The clocks went back this morning, so I suddenly feel the luxurience of extra time. Another hour in bed, another hour in front of the telly, another hour not getting up and dressed... Having a bit more time that you need - surplus time - feels like such a treat. Like once a year we get to rewind a bit and relax, not run to catch up withourselves.
I've always preferred the clocks going back, not forwards. I'm a winter person - born in November so perhaps that has something to do with it. I never really understood the clamour for summer. The ache in people; willing rain, snow and ice to dissipate and warmer weather to appear.
I remember asking my mum once, when I was little, why a holiday advert celebrated "uninterrupted blue skies?" I couldn't understand the benefit of a boring, plain old blue sky when one strewn with fluffy clouds seemed so much more pleasing.
Being teased for my pale complection became something I resented but I didnt make huge attempts to change at first. I was cautious with the sun after a couple of nasty buring incidents in my youngest years, involving liberal doses of calomine lotion afterwards.
Comments at school, uni, work... People liked to feel there was someone paler than them, and that someone was always me. I guess going on sunbeds one summer and a holiday in which I burnt myself pretty badly changed my attitude.

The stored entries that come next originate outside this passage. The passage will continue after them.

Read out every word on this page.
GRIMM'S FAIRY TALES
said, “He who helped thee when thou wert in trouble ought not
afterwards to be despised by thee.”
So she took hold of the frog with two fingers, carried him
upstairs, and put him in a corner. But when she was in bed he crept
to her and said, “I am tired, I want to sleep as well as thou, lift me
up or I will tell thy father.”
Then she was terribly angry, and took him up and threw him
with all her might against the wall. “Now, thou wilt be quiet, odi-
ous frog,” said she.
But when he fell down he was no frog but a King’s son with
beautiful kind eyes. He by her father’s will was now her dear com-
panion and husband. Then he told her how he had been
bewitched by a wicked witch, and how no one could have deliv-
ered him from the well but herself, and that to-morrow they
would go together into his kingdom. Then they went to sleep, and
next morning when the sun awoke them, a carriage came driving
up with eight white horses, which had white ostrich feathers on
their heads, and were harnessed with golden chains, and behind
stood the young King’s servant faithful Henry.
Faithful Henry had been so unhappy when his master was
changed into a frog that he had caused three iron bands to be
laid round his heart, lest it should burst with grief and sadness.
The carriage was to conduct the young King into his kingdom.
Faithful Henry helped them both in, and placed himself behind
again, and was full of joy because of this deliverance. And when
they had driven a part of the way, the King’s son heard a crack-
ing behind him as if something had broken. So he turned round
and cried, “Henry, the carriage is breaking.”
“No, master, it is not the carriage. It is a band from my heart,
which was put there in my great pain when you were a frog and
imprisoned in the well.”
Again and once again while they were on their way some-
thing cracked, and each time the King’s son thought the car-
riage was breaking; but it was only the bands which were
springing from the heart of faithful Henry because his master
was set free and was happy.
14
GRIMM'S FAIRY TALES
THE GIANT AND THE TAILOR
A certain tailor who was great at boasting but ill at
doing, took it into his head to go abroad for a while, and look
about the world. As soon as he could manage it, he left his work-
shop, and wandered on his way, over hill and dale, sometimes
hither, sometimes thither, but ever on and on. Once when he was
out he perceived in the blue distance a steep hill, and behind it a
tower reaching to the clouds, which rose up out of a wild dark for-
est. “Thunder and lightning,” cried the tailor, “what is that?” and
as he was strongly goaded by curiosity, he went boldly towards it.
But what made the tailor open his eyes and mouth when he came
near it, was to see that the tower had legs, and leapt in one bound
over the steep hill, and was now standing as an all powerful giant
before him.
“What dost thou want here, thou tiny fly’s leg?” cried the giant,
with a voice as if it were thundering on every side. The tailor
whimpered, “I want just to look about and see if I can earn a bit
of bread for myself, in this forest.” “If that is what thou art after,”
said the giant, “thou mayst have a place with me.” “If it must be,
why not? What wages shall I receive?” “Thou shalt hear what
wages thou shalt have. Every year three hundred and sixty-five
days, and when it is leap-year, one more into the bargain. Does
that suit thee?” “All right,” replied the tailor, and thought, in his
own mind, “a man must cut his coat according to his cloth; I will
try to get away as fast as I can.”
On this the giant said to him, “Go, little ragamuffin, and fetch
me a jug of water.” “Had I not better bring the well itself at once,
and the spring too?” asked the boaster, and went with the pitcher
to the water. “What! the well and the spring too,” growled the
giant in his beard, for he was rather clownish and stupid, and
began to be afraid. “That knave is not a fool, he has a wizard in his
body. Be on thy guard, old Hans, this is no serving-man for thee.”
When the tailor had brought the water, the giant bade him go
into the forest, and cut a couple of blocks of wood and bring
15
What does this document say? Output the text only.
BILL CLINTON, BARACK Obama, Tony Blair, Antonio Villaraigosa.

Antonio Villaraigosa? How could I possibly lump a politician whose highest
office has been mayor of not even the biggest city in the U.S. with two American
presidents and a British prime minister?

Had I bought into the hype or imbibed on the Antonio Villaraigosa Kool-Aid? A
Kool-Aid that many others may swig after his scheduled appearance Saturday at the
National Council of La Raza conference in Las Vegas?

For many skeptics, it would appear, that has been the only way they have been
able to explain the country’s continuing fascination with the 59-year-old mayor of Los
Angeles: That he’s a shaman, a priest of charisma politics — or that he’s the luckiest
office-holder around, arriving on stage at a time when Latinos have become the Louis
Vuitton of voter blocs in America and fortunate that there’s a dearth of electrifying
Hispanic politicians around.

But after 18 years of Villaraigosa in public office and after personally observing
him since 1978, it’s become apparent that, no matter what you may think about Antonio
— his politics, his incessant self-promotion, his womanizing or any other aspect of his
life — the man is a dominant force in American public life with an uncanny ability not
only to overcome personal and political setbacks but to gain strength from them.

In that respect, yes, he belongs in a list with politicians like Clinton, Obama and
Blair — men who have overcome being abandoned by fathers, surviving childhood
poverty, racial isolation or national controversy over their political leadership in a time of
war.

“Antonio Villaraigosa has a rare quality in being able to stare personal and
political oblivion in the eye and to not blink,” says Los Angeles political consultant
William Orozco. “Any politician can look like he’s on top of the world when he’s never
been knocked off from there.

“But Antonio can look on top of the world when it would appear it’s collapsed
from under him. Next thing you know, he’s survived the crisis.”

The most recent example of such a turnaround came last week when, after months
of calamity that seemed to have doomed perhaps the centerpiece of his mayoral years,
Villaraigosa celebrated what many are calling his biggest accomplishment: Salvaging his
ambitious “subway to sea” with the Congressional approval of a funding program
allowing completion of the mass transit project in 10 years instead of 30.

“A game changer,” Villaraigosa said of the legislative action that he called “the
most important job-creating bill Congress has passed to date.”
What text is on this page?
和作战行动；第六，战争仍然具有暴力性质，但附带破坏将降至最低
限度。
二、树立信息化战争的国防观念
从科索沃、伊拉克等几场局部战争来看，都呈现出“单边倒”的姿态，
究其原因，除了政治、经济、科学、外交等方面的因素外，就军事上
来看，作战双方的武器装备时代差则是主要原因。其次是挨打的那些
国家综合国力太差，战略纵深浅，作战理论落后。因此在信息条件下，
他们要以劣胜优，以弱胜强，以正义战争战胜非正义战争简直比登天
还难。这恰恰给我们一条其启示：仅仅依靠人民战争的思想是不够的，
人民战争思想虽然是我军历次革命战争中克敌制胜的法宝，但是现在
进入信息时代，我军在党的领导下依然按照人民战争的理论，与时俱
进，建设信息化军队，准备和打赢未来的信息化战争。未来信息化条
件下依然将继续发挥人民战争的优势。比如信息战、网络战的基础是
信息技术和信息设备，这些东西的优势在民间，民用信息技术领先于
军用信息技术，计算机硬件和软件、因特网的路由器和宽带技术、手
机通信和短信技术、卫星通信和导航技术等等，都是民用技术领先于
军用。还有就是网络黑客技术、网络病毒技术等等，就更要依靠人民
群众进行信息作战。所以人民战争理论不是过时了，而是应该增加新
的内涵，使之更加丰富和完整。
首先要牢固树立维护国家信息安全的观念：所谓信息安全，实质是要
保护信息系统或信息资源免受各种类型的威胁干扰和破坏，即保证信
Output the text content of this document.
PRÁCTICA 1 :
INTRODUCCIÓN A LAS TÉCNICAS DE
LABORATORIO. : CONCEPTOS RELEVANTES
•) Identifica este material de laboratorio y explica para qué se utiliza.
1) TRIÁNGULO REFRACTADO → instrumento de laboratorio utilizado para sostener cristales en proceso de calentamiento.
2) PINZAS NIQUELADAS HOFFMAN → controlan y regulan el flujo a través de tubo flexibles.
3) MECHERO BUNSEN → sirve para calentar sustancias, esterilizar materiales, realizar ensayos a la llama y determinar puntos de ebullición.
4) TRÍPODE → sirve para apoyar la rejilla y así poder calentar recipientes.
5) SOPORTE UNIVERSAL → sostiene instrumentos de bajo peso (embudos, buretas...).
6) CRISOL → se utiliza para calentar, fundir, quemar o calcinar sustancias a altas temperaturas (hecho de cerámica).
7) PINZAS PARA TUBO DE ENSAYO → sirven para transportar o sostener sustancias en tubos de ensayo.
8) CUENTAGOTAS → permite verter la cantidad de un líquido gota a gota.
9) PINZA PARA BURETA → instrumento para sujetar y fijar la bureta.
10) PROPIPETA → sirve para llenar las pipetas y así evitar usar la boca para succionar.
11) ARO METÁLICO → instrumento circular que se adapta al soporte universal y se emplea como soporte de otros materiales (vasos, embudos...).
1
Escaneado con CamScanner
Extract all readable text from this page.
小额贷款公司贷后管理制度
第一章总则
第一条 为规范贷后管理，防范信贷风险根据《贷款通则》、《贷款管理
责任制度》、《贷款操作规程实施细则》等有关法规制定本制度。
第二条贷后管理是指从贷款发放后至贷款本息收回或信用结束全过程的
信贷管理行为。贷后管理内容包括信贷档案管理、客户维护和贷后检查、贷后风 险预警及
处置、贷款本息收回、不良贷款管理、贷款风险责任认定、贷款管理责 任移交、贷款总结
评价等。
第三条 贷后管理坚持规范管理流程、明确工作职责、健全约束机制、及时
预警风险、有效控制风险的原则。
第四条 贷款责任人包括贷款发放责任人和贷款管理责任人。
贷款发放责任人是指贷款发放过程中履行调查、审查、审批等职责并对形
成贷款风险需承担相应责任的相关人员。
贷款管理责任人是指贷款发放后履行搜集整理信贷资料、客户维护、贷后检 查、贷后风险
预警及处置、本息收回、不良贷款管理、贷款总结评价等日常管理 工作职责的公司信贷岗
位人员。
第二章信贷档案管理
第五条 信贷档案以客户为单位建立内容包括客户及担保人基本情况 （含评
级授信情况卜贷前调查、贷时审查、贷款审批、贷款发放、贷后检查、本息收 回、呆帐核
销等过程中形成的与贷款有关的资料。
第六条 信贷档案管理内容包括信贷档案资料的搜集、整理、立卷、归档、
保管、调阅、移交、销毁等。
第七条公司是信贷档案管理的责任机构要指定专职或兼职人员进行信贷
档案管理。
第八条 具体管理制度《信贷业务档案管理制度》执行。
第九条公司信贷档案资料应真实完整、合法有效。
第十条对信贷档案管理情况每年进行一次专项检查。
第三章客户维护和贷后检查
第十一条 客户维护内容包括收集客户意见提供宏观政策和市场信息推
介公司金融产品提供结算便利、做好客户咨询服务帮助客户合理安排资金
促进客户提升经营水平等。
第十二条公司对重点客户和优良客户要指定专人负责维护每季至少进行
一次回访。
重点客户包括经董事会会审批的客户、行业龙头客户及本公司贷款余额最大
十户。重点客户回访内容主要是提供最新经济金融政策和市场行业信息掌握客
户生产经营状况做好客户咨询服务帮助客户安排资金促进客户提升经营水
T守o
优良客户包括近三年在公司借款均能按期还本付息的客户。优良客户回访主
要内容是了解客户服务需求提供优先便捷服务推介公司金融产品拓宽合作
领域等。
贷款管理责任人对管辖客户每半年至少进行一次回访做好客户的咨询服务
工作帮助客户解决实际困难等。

I could go brown if I wanted to - if I subjected my alabaster flesh to liberal quantities of UV in high concentration.
Fake tan always looked just that on me; fake. Streaky, gravy-brown swathes shaming me into covering up even further during hot months. I could never get it to look 'natural'. Tanning seemed the only option. Yet still i tried to be cautious at all times, and never let myself O.D.
But now I'm looking at avoiding the sun altogether, and feeling a real sense of queasiness at the thought of sunbathing.
I'm waiting on the results of my biopsy to determine how 'deep' this melanoma goes. Will it be 'in situ'? Will it be an early stage? Will I have got lucky? Or will it be something more sinister? I won't know until 9th November so, till then, I can only hope and pray it's gone. And my life can go on.